You also want to avoid the trap of renting your company’s core competencies. If you’re relying solely on someone else’s talents to grow your business, rather than building institutional structures, you’re putting yourself in a dangerous spot when that person decides to leave.

3. Know Your Company’s Vision

A great team needs a unified purpose to rally behind. It can’t just be about your personal vision for the business. If you want to build a strong, success-driven team, you need to find a common passion or ideal that can bring the group together. This shared vision doesn’t have to be complex, it just has to be something that the entire company believes in, serving as true motivation for the team.

Why is this important? What you’re trying to avoid, particularly in the startup phase of a company, is the feeling that you’ve simply hired a bunch of warm bodies to do the work. Sometimes, you do have to hire people who are only there to make a paycheck, but they’re not the kind of people who make for a great team. When things get tough, they’re the first people to wash out. And they will take every second of time you’ve invested in their training with them.

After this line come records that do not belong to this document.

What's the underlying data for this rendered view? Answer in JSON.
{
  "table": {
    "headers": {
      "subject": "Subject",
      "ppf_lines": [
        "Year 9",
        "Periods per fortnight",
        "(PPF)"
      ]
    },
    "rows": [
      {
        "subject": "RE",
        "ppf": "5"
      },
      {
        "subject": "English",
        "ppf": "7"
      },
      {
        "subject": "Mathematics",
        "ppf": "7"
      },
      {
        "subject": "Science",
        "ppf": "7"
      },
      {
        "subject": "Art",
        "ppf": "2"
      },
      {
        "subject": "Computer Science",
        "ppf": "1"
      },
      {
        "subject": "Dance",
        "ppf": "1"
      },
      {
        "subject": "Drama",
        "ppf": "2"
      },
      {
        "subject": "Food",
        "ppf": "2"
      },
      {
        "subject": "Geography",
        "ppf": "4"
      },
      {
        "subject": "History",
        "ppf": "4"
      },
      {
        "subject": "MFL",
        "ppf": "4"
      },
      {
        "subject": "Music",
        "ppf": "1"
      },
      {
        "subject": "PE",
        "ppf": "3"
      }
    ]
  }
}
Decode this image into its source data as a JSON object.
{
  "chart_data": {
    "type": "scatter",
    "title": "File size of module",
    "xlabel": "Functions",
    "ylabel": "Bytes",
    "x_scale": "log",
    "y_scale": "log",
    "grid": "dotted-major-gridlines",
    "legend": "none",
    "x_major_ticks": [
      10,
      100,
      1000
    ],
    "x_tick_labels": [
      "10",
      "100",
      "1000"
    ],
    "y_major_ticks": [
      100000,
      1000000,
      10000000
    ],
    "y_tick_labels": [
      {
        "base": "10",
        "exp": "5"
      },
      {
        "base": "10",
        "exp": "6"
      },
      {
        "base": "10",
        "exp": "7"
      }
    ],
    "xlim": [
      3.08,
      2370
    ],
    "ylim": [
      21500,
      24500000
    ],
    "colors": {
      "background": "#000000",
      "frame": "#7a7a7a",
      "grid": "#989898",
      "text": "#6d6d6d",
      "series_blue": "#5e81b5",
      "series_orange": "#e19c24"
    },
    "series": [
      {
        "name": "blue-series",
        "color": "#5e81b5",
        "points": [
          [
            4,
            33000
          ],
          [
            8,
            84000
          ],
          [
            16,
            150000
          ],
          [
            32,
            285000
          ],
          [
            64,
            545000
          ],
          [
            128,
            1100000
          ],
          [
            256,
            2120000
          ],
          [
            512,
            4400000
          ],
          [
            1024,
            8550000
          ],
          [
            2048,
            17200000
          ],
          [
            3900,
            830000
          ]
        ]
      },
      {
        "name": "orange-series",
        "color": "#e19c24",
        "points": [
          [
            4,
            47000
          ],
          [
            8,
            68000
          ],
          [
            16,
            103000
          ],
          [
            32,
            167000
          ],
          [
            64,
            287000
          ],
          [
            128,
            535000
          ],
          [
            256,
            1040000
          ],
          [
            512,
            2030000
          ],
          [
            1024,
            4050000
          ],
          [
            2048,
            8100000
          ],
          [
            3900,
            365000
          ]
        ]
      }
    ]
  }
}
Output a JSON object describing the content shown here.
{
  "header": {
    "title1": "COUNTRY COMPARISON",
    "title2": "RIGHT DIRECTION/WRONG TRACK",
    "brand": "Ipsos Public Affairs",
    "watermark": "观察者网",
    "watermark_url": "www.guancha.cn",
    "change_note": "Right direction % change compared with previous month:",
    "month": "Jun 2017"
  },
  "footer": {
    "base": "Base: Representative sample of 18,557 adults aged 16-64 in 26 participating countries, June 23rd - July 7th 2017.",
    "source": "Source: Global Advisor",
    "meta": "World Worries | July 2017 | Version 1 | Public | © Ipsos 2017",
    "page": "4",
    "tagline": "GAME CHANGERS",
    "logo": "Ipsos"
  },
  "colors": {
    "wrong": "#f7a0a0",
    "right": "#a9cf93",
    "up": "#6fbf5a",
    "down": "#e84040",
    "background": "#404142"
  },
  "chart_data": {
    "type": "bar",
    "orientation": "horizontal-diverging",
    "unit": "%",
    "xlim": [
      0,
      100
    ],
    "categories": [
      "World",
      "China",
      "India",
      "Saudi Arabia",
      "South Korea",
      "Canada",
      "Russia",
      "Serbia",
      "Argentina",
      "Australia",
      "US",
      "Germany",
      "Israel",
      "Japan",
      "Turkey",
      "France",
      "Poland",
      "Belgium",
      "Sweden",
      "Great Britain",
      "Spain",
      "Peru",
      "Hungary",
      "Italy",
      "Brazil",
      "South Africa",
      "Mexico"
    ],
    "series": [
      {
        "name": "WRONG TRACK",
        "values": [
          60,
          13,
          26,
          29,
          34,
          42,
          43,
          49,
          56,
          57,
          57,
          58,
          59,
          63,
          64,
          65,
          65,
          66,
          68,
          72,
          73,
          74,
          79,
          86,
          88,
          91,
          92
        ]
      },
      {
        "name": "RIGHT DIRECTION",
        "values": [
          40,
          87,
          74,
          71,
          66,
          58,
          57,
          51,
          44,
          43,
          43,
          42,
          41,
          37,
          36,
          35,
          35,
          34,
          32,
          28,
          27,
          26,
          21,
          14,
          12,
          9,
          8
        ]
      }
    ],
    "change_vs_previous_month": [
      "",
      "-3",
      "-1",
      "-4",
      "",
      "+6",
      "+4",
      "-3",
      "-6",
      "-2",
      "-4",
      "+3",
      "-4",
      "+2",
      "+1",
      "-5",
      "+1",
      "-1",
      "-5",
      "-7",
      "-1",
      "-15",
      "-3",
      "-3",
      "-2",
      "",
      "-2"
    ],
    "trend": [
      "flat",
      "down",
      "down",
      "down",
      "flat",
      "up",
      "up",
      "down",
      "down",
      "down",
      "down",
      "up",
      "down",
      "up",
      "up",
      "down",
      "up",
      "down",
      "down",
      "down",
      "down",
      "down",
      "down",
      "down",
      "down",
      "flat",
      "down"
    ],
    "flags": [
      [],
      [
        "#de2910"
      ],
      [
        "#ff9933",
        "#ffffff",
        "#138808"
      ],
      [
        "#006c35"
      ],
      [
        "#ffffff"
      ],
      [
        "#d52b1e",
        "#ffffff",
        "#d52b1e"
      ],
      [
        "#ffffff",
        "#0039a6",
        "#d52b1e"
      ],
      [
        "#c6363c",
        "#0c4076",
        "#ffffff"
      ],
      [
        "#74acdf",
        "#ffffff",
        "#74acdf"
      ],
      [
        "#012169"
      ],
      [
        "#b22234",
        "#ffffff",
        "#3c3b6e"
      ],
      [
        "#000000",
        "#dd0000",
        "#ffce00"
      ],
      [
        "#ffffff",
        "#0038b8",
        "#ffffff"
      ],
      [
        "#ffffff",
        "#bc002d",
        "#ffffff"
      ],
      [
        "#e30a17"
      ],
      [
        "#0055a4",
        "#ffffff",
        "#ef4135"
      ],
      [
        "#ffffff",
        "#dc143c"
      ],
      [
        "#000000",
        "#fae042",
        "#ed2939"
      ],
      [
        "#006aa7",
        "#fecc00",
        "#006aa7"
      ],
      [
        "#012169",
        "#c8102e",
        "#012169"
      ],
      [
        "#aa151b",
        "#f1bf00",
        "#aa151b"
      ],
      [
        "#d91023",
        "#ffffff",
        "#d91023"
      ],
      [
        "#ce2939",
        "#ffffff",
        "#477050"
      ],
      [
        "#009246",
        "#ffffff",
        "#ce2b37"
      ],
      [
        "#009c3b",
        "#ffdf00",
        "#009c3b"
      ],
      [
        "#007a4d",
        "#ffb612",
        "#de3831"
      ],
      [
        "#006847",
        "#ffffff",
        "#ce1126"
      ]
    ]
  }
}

4. Get The Right Help Quickly

You’re never going to know it all. No matter how experienced you are, you will always need mentors and advisers to help you make good decisions. It’s the best athletes that have the most coaches and trainers.

That said, it pays to be discriminating about who you partner with and learn from. You want to work with folks who will fill the gaps and open the doors that you can’t. How do you find those folks? Get involved in the local startup scene, attend networking events, find local small business associations, and even reach out to people online through sites like LinkedIn. Just getting out there and introducing yourself will generally yield a ton of potential connections.

Another great option is to check out the business education programs at your local colleges. For instance, the program I work with, the Kauffman Foundation’s Entrepreneur in Residence program, is a part of the community college network. It’s a great program, and because it is so accessible it has also become a fantastic resource for finding both advisers and collaborators.

5. Invest In Great Professionals

This is where you’re going to have to spend some money. Your team needs to include some people on the outside who can provide you with objective advice. Their contributions will be well worth the price.

Every startup needs a great attorney. You’re going to have formation issues and employment issues, and you’re probably going to be raising money. You really don’t want to get in the crosshairs of a regulatory agency like the SEC, and having the best attorney you can afford is your best bet to avoid all those problems in the long run.

You’re also going to need a CPA. A good accountant will help you set yourself up correctly, helping you avoid costly tax bills and mistakes.

The good news is that there are some great free resources out there to help. North Carolina has great information resources from the Department of State and the Secretary of Labor.

6. Know When To Be Greedy, And When Not To Be

As Wall Street‘s Gordon Gekko made famous, “Greed is good.” It’s not always good, of course, but in certain contexts it can be. When you’re negotiating your company’s valuation with a prospective investor, trying to get the best dollar amount for what you’ve built, that’s a great time to be greedy. The same is true when you’re finding mentors and advisors, and when bringing in founders and employees. You want the best team, and it’s worth grabbing the best talent you can.

Greed isn’t good when it comes to hoarding information, ideas and resources. Being greedy when it comes to compensation, for instance, can cause all kinds of headaches. Many founders get greedy when it comes to anyone else in the company making more than they do. That’s a truly short-sighted kind of greed, and it can all too easily result in the loss of great talent. Remember this philosophy: It’s always better to own a smaller part of something than a bigger part of nothing.

Don’t let yourself believe that you’re the only one who can do a given job. You need as many good people around you as possible. You want those people to feel like they’re in a win-win relationship, rather than a win-lose one. To drop some North Carolina wisdom: Pigs get fat, hogs get slaughtered.